В эту минуту из глубины холла показался Радклифф с тяжелым серебряным чайным подносом. За ним следовала горничная с переброшенной через руку полотняной салфеткой. Нанетт опустила руки.
Дворецкий остановился в полном отчаянии.
— Вы уходите, мики?
Не давая ему возможности поставить чайный поднос на стол в холле, Алекс сам сдернул свою шляпу с вешалки. Поклонившись Нанетт, он сказал:
— Не беспокойся, Радклифф. Не нужно меня провожать.
С этими словами он быстро направился к выходу. Позади он услыхал сердитый крик Нанетт:
— Мама! Ты только посмотри, что ты наделала!
6
С севера, подгоняемые холодным ветром, надвигались темные тучи. Алекс возвращался в пансион. Оставив лошадь на попечение Лафитта, он пешком отправился к себе в контору. Когда северный ветер гнал со стороны Мексиканского залива влажный воздух, это означало, что непременно начнется сильный дождь. Несколько тяжелых капель упало, когда он открыл дверь, потом подошел к письменному столу, а дождь уже лил вовсю, и настоящие дождевые потоки текли по его окну, выходящему на быстро опустевшую улицу. Алекс, схватив бумагу, ручку и чернила в бешенстве начал составлять отчет о понесенных им затратах, о стоимости оказанных им услуг, включая поездку в Новый Орлеан. Этот отчет он намеревался вручить мадам Элизабет Кроули.
Когда он закончил, дождь уже излил свою ярость, а гнев его стих. Здесь его постоянно одолевало чувство понесенной утраты и острая тоска по дому в Беллемонте и семье. У него возникло такое ощущение, словно он лишился какого-то члена своего тела. Они с Нанетт настолько привыкли на протяжении стольких лет к идее предстоящего брака, что он даже не задумывался над каким-то иным поворотом в его личной жизни. Но теперь произошел с ней окончательный разрыв. Было бы просто катастрофой жениться на женщине, которая открыла ему свои потайные чувства в отношении смешения кровей в лоне семьи его матери.
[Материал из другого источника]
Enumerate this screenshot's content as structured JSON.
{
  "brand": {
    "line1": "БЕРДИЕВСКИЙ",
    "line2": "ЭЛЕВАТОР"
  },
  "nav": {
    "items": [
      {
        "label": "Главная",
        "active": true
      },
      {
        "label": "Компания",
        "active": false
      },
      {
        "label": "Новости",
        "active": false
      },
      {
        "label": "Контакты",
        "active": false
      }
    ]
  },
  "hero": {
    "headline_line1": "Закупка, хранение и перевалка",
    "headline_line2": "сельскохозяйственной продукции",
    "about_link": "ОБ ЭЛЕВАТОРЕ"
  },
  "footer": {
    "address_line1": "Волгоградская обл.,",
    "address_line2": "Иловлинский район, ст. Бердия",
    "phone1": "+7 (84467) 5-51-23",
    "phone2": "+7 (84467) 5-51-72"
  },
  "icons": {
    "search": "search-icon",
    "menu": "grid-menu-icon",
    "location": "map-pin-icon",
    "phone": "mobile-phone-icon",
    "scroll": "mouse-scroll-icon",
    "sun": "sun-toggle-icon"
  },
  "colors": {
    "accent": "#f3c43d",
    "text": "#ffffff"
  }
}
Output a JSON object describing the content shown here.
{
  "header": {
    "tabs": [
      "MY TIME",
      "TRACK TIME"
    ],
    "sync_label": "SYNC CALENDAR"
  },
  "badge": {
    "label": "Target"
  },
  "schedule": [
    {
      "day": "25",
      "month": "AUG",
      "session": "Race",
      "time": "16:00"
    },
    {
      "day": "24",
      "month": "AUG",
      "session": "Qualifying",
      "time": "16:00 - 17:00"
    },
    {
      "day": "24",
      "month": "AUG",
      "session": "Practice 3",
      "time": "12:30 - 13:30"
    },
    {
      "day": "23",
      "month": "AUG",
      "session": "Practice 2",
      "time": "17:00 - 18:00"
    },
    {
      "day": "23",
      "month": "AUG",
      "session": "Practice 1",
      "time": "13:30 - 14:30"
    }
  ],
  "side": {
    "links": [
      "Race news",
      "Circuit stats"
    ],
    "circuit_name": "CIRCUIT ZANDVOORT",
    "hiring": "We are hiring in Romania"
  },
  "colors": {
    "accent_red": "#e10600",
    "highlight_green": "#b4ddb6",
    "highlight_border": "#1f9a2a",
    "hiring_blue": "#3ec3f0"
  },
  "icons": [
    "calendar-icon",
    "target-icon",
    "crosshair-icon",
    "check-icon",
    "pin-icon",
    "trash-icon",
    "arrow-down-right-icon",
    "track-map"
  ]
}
Теперь он с сожалением вспоминал приглашение отца работать с ним в его новоорлеанской адвокатской фирме. Алекс выбрал работу в Террбоне не только из-за того, что здесь находился родной дом Нанетт, к которому он был привязан, а также и потому, что работа здесь, на пограничной территории, могла способствовать его быстрой адвокатской карьере, что потом могло значительно облегчить ему доступ в область государственной политики. Теперь, когда их так и не объявленная публично помолвка разорвана, перспективы быстрой карьеры за пределами большого города никак нельзя было назвать радужными.